Daniel Rubino is the Editor-in-chief of Windows Central, head reviewer, podcast co-host, and analyst. He has been here covering Microsoft since 2007 when this site was called WMExperts (and later Windows Phone Central). His interests include Windows, Microsoft Surface, laptops, next-gen computing, and for some reason, watches. Before all this tech stuff, he worked on a Ph.D. in linguistics and ran the projectors at movie theaters, which has done absolutely nothing for his career.

  • Shrink that baby down a touch and give it a phone/messaging app setup and kiss my phone good bye! 
  • Yup, same thought here.
  • That is the path that MSFT is traveling down with their mobile strategy. Pretty much everyone has a phone that can "sometimes" mimic what a computer can do, but no one has a computer that can also make calls!
  • Ridiculous!
  • Might get it if there's no keyboard (or if it's detachable / you can fold it 180) just so that I can dock it on my gamepad. Now I'll just putting my hope on win10.arm.
  • oh god.  Netbooks 2.0!!!
  • Not really, the specs on this are quite good.
  • Netbooks on release day, were fairly good for it's time.... The HP ones, and they were a solid little computer with what looks like a far better keyboard than this has.. Yea, got one sitting in a plle in my closet... It's not that it's too slow, the display is too small to be usefull..
  • I really can't see how much  this is going to be useful for me. I mean, it looks inconvenient to use and I might just purchase a windows 2 in 1 tablet.  Hmmm not unless this has a docking station such as the dell and hp enterprise laptops then I might give this a thought.
  • Microsoft should seriously consider releasing "XBox Switch".  Recently I saw quite many people playing Nintendo Switch. While console gaming offers superior video quality, those serious gamers still want to play their games outdoor, despite the lower video quality. I am not a fan of those casual mobile games on iOS & Android.  But I would be very happy if If I can play my favourite XBox games on a mobile device, with a physical controllers instead of a touch screen. That market is much bigger than many would expect.
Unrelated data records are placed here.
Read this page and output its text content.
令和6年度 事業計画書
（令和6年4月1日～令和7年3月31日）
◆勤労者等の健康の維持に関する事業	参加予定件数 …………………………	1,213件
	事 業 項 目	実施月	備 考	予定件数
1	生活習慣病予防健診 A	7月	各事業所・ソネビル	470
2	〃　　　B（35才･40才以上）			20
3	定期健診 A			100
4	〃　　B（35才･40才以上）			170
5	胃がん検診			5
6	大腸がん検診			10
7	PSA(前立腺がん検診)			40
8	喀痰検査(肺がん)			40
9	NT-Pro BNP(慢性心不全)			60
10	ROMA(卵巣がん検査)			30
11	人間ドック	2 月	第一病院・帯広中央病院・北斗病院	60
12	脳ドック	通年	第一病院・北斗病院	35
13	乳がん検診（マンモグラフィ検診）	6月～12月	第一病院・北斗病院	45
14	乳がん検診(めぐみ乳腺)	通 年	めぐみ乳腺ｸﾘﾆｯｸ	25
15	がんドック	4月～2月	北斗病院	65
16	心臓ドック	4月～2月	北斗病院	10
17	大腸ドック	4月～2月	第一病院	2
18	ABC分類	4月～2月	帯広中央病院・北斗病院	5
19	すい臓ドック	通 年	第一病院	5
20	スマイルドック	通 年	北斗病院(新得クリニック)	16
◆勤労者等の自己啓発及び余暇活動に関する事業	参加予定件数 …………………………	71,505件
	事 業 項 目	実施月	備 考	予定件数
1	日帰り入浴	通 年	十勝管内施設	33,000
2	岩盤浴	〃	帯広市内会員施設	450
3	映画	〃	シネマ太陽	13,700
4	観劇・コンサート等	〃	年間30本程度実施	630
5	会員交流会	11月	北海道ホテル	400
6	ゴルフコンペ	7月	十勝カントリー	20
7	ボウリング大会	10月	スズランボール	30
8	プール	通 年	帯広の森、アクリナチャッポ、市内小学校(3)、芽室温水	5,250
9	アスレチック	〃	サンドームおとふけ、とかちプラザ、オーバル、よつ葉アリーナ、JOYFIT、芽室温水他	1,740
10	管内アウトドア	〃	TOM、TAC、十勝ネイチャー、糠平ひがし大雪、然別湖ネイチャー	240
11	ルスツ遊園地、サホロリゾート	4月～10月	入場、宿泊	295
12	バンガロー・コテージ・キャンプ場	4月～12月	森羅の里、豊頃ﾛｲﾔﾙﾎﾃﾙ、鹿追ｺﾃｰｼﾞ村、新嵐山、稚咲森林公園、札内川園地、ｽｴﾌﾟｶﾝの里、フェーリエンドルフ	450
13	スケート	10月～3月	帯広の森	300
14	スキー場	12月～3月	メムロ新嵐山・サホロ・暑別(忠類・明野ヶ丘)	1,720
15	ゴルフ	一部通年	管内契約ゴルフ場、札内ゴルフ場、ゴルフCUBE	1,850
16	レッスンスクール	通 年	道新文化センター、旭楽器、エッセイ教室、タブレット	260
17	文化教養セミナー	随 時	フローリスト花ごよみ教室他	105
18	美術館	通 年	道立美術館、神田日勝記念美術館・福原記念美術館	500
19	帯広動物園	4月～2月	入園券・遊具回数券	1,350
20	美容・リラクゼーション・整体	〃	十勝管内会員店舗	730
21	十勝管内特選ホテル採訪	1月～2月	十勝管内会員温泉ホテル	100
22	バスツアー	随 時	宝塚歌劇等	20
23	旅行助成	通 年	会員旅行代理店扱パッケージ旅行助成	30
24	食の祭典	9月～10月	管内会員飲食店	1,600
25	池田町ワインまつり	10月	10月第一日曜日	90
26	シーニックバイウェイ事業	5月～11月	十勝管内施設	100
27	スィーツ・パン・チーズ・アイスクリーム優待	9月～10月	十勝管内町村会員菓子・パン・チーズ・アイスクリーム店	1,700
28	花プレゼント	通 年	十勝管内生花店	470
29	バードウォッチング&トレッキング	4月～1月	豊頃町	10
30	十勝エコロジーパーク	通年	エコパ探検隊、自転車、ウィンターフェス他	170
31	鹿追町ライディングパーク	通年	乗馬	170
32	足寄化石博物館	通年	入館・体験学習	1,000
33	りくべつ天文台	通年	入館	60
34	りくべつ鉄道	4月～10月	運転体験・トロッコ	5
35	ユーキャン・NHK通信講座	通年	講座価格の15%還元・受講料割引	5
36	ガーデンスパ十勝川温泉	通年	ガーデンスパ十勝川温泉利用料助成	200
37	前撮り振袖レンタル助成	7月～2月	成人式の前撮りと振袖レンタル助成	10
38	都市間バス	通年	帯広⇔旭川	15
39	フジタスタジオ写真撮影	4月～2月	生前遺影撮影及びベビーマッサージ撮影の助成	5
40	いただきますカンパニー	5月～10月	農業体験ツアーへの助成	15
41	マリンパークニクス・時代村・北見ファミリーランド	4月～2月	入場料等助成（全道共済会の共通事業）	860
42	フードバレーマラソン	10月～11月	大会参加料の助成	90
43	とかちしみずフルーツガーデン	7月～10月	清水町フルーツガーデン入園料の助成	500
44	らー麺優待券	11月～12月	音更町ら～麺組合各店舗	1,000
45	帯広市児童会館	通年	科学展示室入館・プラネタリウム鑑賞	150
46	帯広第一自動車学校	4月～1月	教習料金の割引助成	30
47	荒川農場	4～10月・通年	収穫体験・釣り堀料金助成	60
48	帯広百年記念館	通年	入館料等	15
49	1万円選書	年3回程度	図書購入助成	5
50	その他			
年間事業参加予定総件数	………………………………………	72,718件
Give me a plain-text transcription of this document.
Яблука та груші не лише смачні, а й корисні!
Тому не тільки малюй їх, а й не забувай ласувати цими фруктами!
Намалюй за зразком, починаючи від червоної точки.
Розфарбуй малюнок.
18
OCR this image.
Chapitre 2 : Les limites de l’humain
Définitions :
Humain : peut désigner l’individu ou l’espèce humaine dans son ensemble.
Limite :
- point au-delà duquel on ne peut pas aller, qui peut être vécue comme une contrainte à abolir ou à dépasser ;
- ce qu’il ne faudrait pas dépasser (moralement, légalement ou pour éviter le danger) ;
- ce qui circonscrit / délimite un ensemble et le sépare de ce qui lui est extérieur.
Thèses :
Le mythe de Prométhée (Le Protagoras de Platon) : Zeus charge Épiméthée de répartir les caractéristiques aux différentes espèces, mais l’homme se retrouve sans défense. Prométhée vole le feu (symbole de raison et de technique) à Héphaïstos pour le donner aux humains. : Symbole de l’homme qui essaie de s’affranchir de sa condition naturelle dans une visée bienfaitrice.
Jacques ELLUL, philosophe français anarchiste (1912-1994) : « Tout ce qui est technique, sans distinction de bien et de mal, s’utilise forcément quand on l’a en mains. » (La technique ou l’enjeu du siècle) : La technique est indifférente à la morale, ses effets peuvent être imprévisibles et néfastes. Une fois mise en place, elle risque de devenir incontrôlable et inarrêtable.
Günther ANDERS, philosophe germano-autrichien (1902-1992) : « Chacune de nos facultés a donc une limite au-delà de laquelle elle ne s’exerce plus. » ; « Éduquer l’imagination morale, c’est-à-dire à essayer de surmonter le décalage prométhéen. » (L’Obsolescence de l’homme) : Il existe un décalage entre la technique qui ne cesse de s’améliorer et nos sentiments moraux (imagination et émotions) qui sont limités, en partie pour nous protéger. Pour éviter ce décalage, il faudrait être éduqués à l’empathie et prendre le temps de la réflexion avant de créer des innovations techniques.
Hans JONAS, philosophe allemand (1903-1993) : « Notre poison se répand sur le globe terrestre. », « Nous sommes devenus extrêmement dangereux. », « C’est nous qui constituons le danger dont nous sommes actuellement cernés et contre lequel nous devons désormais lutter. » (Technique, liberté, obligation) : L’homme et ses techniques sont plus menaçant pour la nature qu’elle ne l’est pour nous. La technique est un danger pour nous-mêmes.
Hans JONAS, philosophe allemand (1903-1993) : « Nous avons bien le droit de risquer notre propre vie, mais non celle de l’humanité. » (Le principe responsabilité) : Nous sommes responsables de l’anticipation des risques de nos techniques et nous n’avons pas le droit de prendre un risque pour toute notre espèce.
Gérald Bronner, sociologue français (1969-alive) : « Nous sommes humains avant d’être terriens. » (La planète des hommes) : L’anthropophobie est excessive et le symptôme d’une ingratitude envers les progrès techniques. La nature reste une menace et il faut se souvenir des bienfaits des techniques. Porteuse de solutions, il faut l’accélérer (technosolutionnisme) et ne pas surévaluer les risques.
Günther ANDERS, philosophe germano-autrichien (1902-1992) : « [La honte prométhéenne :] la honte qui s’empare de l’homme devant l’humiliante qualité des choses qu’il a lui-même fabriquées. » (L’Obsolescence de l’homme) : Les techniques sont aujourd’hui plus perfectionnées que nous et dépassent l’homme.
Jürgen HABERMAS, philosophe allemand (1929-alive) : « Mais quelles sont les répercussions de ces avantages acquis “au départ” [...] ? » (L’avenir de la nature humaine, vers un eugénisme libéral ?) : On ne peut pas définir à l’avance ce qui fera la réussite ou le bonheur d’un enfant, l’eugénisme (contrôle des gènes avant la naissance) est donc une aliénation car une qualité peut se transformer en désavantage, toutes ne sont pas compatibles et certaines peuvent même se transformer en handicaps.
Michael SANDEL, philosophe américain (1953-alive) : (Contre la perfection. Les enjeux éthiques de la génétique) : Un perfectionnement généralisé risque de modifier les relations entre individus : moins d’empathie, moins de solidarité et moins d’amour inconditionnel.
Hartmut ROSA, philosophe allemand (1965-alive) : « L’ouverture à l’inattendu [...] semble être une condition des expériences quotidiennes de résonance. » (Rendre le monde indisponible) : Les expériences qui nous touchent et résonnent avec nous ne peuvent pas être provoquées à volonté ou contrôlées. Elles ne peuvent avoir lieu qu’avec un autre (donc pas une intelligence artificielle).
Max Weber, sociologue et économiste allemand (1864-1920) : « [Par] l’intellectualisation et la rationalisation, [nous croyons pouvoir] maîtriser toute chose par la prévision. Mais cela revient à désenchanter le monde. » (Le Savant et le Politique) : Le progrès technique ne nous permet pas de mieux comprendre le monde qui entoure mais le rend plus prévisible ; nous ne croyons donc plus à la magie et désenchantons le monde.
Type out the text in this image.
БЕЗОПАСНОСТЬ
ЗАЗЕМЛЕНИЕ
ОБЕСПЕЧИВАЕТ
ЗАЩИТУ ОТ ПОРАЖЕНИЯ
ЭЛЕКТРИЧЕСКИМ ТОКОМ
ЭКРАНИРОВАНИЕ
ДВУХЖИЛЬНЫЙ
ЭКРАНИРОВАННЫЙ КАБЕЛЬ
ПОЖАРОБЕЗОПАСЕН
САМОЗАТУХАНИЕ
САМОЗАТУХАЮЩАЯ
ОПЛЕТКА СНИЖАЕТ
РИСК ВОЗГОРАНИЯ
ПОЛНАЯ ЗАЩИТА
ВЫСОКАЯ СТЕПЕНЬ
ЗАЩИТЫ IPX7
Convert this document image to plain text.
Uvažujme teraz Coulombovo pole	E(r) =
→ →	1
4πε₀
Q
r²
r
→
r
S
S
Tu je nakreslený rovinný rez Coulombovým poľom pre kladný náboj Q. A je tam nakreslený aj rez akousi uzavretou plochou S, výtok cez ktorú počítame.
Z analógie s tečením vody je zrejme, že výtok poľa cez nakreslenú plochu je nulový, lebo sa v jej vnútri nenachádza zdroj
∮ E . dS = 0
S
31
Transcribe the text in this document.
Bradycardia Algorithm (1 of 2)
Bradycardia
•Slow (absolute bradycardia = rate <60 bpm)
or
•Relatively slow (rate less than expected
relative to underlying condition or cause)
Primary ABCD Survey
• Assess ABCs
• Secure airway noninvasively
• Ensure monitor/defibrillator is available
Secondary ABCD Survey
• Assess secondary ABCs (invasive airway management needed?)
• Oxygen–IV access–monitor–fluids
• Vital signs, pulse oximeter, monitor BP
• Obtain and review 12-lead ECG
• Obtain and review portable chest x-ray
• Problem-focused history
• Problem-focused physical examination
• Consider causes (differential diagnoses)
  • That is the great thing about Direct-X (the subsystem of the entire Xbox, yea, just like your PC). It's very scalable. So what your talking about is very possable. Just a lower end device, playing the same exact game, just not as good looking. Right now, your options are there but, very litmied. If you have some play anywhere games, you could use a Windows 10 device (tablet ?) and a Xbox one controller and play portable... There are a FEW gaming type tablets out there.